At Onlea we create illustrations to help explain and demonstrate the knowledge being communicated in our online courses. Each course has a unique art style, which is choosen based on the subject matter.
In 2016, we launched Theropod Dinosaurs and the Origin of Birds. This course’s art style needed to be an update on Dino 101’s style. In this blog, Onlea’s senior design strategist, Veronica (Vera) Krawcewicz, takes us through the process used to produce the creature illustrations used in this course.
Holding a B.Des. with Distinction from the University of Alberta, Vera has over six years of experience as a design strategist with focus in user experience. She has a proven record of delivering high quality digital media products with an attention to detail and creativity. Vera is also a talented artist and is well known in the Edmonton art community. She exhibits her work in mixed media, watercolours, and charcoal, at Edmonton’s annual Art Walk event in July.
Steps for Creating Digital Creature Illustrations:
- Find reference imagery
- Draw a sketch
- Trace a solid outline
- Shade in the form in grey scale
- Add colour layers
- Add highlights
- Mask out background
These steps are written with the assumption that you have access to a cintiq or tablet, and Adobe Photoshop, as well as proficient drawing skills.
1. Find Reference Imagery
Find photos and information about the creature you would like to draw. Learning the basic anatomy of your subject goes a long way to help make your drawings more believable and accurate.
2. Draw a sketch
Equipped with images and information about your creature, you are now ready to draw a rough sketch.
- Open Adobe Photoshop
- Create a new document*
- Add a new layer and name it accordingly**
- Sketch in a colour that is not black (so that it will be easier to trace over later)
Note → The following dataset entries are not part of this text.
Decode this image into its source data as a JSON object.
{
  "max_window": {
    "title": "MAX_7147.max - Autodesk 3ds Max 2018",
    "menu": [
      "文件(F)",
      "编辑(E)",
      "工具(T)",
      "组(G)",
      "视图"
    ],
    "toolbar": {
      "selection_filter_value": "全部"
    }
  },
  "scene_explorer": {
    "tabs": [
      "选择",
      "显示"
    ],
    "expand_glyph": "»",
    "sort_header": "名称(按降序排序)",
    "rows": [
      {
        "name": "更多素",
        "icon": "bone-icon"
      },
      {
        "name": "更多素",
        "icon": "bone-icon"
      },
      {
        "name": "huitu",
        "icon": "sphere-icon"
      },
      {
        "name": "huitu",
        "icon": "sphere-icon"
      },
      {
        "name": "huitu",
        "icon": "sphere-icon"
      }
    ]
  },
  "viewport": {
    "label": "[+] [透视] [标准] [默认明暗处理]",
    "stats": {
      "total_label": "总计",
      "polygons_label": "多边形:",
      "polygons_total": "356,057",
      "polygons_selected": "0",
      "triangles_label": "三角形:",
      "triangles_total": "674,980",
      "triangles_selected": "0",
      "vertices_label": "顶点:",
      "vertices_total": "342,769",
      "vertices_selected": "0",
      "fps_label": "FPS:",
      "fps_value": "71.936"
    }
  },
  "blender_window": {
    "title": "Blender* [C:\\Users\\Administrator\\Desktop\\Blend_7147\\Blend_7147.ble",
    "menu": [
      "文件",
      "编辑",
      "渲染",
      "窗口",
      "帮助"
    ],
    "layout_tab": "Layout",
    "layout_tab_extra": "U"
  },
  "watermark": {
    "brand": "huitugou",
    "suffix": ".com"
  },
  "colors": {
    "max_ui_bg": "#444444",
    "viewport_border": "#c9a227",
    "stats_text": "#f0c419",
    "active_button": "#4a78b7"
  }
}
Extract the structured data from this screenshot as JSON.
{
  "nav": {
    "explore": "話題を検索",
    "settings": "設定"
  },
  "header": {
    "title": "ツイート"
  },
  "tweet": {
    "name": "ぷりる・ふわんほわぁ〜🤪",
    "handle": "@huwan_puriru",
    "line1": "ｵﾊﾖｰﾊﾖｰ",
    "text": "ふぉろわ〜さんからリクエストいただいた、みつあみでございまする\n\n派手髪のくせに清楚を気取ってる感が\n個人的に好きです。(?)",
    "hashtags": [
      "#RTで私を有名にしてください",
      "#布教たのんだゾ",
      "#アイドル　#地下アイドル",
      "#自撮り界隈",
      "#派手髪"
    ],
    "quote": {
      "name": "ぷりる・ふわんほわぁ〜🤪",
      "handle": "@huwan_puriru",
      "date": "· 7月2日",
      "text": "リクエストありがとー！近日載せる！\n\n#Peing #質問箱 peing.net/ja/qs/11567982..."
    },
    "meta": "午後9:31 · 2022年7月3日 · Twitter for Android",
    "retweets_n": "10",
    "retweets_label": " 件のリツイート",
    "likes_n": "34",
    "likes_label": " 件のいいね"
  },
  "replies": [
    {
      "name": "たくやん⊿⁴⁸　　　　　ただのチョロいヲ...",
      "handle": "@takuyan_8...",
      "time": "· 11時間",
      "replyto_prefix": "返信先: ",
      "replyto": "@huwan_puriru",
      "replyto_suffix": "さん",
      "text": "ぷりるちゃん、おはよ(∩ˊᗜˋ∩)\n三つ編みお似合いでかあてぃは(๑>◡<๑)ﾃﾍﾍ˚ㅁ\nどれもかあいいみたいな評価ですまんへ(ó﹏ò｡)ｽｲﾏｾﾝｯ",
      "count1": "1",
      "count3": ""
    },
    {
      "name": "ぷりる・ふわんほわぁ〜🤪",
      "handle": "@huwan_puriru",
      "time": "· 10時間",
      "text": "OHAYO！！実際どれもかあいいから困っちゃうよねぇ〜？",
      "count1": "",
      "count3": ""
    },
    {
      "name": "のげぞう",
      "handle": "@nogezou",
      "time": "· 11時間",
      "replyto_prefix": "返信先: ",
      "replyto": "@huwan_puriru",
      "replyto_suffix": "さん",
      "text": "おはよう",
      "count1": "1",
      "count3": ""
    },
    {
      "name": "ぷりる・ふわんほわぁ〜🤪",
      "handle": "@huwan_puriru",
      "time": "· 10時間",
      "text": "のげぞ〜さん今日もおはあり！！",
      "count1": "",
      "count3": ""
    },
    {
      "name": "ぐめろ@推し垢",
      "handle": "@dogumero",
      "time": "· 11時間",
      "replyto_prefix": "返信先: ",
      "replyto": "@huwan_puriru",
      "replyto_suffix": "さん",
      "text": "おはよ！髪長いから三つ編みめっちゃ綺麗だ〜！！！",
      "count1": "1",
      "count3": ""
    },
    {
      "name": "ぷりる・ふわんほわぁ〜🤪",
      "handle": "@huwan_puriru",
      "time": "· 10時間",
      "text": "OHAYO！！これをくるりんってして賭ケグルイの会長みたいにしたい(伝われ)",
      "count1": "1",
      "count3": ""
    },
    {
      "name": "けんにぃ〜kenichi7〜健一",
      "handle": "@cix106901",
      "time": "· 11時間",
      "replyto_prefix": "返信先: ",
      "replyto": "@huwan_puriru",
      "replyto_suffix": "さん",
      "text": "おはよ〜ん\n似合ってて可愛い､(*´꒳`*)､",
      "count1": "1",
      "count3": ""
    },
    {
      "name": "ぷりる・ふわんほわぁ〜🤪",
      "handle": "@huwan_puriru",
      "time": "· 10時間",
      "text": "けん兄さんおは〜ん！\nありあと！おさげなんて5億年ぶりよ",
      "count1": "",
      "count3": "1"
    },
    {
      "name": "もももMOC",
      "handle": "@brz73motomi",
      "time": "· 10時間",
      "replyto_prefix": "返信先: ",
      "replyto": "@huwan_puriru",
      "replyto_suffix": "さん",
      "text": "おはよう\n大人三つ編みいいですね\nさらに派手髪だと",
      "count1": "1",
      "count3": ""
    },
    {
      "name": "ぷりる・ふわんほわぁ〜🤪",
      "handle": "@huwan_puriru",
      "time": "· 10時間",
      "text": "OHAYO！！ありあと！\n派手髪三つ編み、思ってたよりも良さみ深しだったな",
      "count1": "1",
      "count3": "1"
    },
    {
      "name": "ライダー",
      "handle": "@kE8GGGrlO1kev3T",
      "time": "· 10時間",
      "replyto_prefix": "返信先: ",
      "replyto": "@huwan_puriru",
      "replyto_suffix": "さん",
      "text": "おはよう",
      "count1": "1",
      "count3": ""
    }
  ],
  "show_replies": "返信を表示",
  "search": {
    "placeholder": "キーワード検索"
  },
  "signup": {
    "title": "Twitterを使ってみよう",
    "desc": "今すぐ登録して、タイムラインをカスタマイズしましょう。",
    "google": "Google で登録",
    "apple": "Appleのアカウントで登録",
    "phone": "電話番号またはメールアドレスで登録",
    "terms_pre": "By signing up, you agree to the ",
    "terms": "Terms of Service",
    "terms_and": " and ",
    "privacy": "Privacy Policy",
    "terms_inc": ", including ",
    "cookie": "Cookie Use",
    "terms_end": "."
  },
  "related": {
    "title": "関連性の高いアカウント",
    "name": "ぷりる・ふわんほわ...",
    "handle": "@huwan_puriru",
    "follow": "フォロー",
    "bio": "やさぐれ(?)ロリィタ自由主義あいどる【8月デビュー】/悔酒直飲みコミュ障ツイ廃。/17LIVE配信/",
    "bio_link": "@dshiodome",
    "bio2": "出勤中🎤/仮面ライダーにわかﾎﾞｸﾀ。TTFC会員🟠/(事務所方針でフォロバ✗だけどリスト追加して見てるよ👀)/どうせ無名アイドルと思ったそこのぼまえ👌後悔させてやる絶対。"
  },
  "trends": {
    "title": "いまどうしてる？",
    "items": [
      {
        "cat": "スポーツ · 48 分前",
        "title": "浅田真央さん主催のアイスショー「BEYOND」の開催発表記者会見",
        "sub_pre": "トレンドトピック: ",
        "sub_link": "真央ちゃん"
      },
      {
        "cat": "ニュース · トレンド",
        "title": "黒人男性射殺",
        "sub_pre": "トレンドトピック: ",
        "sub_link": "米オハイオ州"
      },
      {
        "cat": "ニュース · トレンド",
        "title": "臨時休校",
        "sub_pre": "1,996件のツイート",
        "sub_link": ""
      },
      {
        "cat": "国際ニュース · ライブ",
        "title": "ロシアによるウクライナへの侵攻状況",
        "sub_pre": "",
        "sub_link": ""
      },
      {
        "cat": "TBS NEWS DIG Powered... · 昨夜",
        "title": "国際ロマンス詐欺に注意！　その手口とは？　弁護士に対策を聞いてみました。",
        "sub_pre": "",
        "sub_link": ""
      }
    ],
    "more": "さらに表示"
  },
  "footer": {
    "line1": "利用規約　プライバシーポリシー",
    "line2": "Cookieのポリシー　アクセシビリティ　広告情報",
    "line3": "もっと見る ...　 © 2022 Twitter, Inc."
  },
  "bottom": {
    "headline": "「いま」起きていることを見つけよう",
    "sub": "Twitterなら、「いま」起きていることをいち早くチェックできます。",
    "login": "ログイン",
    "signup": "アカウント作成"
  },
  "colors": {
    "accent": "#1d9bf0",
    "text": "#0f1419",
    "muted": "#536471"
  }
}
*Since our drawings go into videos, our document size is 1080px tall by the width needed for the creature.
**Working on different layers is important, so you can just hide this layer later.
3. Trace your outline
This step may take a few attempts, first create a new layer, and name it accordingly. I use a 8px hard round brush at 80% hardness. Try to trace a steady outline of the creature with a thicker outline than you will be using inside the creature. You might need to erase bits and try again. Set the hardness of your eraser to match the hardness of your brush. This way you can use it to help clean up mistakes, without making it obvious.
Tip: It’s easier to slide you hand along your tablet or cintiq without sticking if you put a piece of tissue paper under your hand or wear fingerless mittens.
Next up, add all of the other line work. I like to use the hard round pressure size brush for this, so that I can vary the weight of the line. The linework inside the body of the creature should be thinner than the outlines.
4. Shade in the form using grayscale
Create another folder in between the line layers and the background layer. Make as many shading layers as you need in that folder.
In order to not have to worry about “colouring within the lines”, you’ll need to add a masking layer to that main shading folder.
- Select your outline layer
- Pick the magic wand tool from the right menu
- Click on all background image space
- Ensure all background image space is selected. You may need to use other selection tools to fix any issues
- Use the refine edge menu, and adjust the controls to shift the edge to the center of our outlines
- Invert your mask
- Change your layer to the grayscale folder, and apply the mask to that layer
Making this mask saves a lot of time, and also reduces the risk of not erasing a small piece of spilled colour.
I like to use the soft round pressure opacity brush to create the soft-edge shadows in the creature.
5. Add colour layers
Create a folder above the grayscale layer. Set the blending settings to multiply. Duplicate and apply the mask, that was used in the previous step to this folder as well.
In this folder you can now create various layers for colours. Use the brushes you need to achieve the desired patterning.
This method of drawing the shading and the colours on different layers, allows you to easily change the colours later, without having to alter the shading again.
6. Add highlights
Create another layer above all of the other layers. For this, I drew in the frog’s eye-light and other highlights on this layer.
7. Mask out the background
To remove the background around the creature, either move the background to the very bottom of the Shading folder, or hide the background layer and add an new white layer to to bottom of the Shading folder.
Now You’re Drawing Like a Pro!
Once you’re done with your creature, export the image in the format you need it in and share it with the world!